Should this become law, we believe it would violate the Indiana and U.S. constitutions. Indiana does not permit a law to specifically apply to one locality. The bill’s provisions on a state takeover and prohibiting school employees from joining a union and bargaining would only apply to Gary, no other school district in the state.

Takeovers are a power grab, plain and simple, with the arrogant idea that the state can do a better job from afar than local education officials, elected by the community to make genuine improvements. Most takeover proposals are about governance, not about actual fixes that benefit students and schools. Most fail.

No voices for the students

Here are three examples of takeovers that didn’t work. They should serve as a cautionary tale for lawmakers considering this bill, which would hurt, not help, Gary students.

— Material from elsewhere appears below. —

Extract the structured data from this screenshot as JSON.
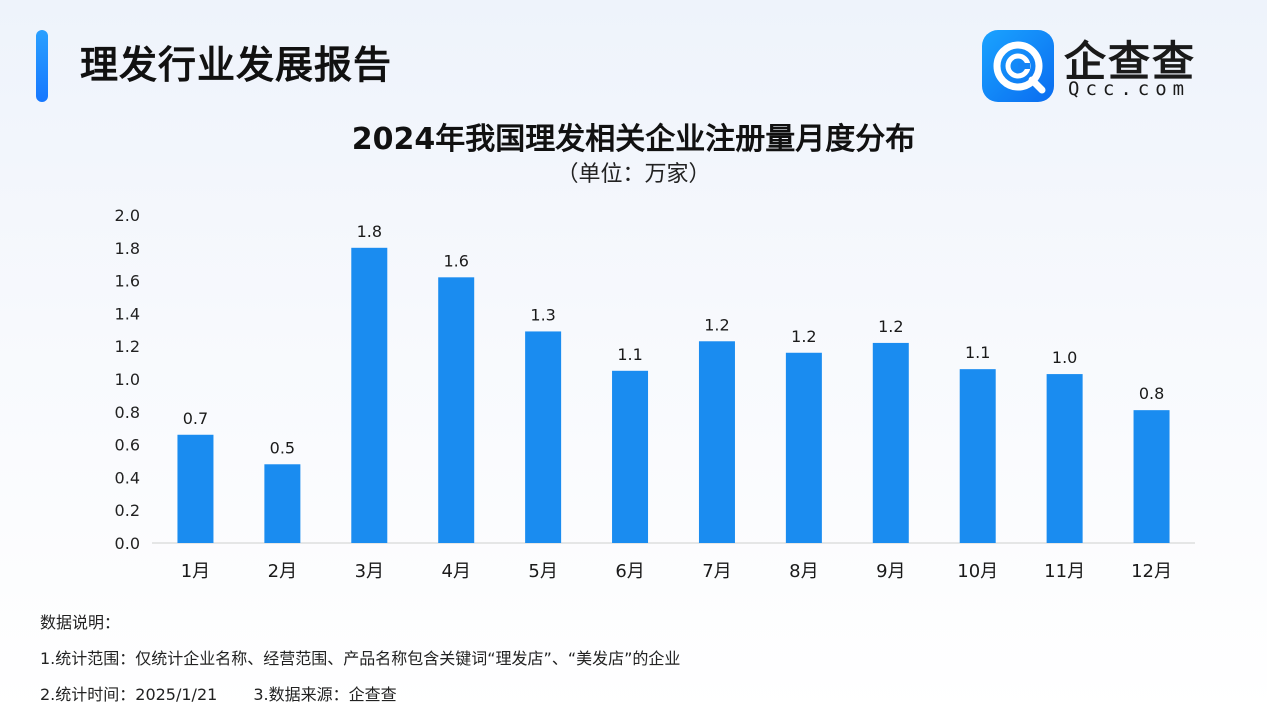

From 1999 to 2015, the state of Michigan ran the Detroit Public Schools using an emergency manager. The district was suffering grave financial problems — the main reason for the takeover — but the schools also had chronic and severe academic problems and long-neglected school buildings with dangerous safety and health issues. The takeover was an abject failure by all accounts, with the era of state control ending in 2016. What the district’s low-income students needed were specific programs and services to help them overcome their circumstances, including longer school days with enrichment programs, health clinics and more social workers and counselors to help with social and emotional assistance. Bureaucrats couldn’t get it done.

In Providence, R.I., a scathing report by Johns Hopkins University had exposed Providence schools as among the worst in the country. The teachers union supported the 2019 proposed state takeover as an avenue for much-needed school investment, and then outsiders with little experience running challenging systems were appointed. With little in their arsenal to improve the district, those in charge are ignoring the school board, teachers, parents, students and the community. The district is in no better place today than when the takeover began, and the union has called for an end to the takeover so that proven reforms and greater investment in kids’ needs can be undertaken.

In Washington, D.C., mayoral control (the city’s version of a state takeover) has been in place for over a decade. The era has been marked by scandals over the district’s student testing obsession, unfair and biased teacher evaluations, graduating ineligible students and achieving only very modest gains on student achievement.

And in Chicago, mayoral control of public schools will come to an end in a few years after a bill passed for an elected board, a nod to democracy and the right of the public to choose who sits on the school board.

These experiences are telling examples of the fallacy of takeovers. In the bill affecting Gary, the voices of the community would be shut out with an appointed school board, and the voices of educators would be silenced with a ban on collective bargaining. But parents and teachers agree that they are the voices who will advocate for what their students need.

There’s another very disturbing provision in the takeover bill. It would provide more than $3 million to a “consulting firm.” That has red flags written all over it. That money and other investment should go directly to our schools to fund programs and services that Gary kids need to grow and thrive. These could include more textbooks, computer labs, enrichment programs, health and dental clinics, and professionals to provide social and emotional supports.

State takeovers have no reliable track record of improving academic results and become undemocratic vehicles for promoting policy. Gary schools, and all public schools for that matter, belong to the community. A state takeover is a power grab, not a move to improve Gary schools and help the students who attend them.

GlenEva Dunham is the president of the Gary Teachers Union.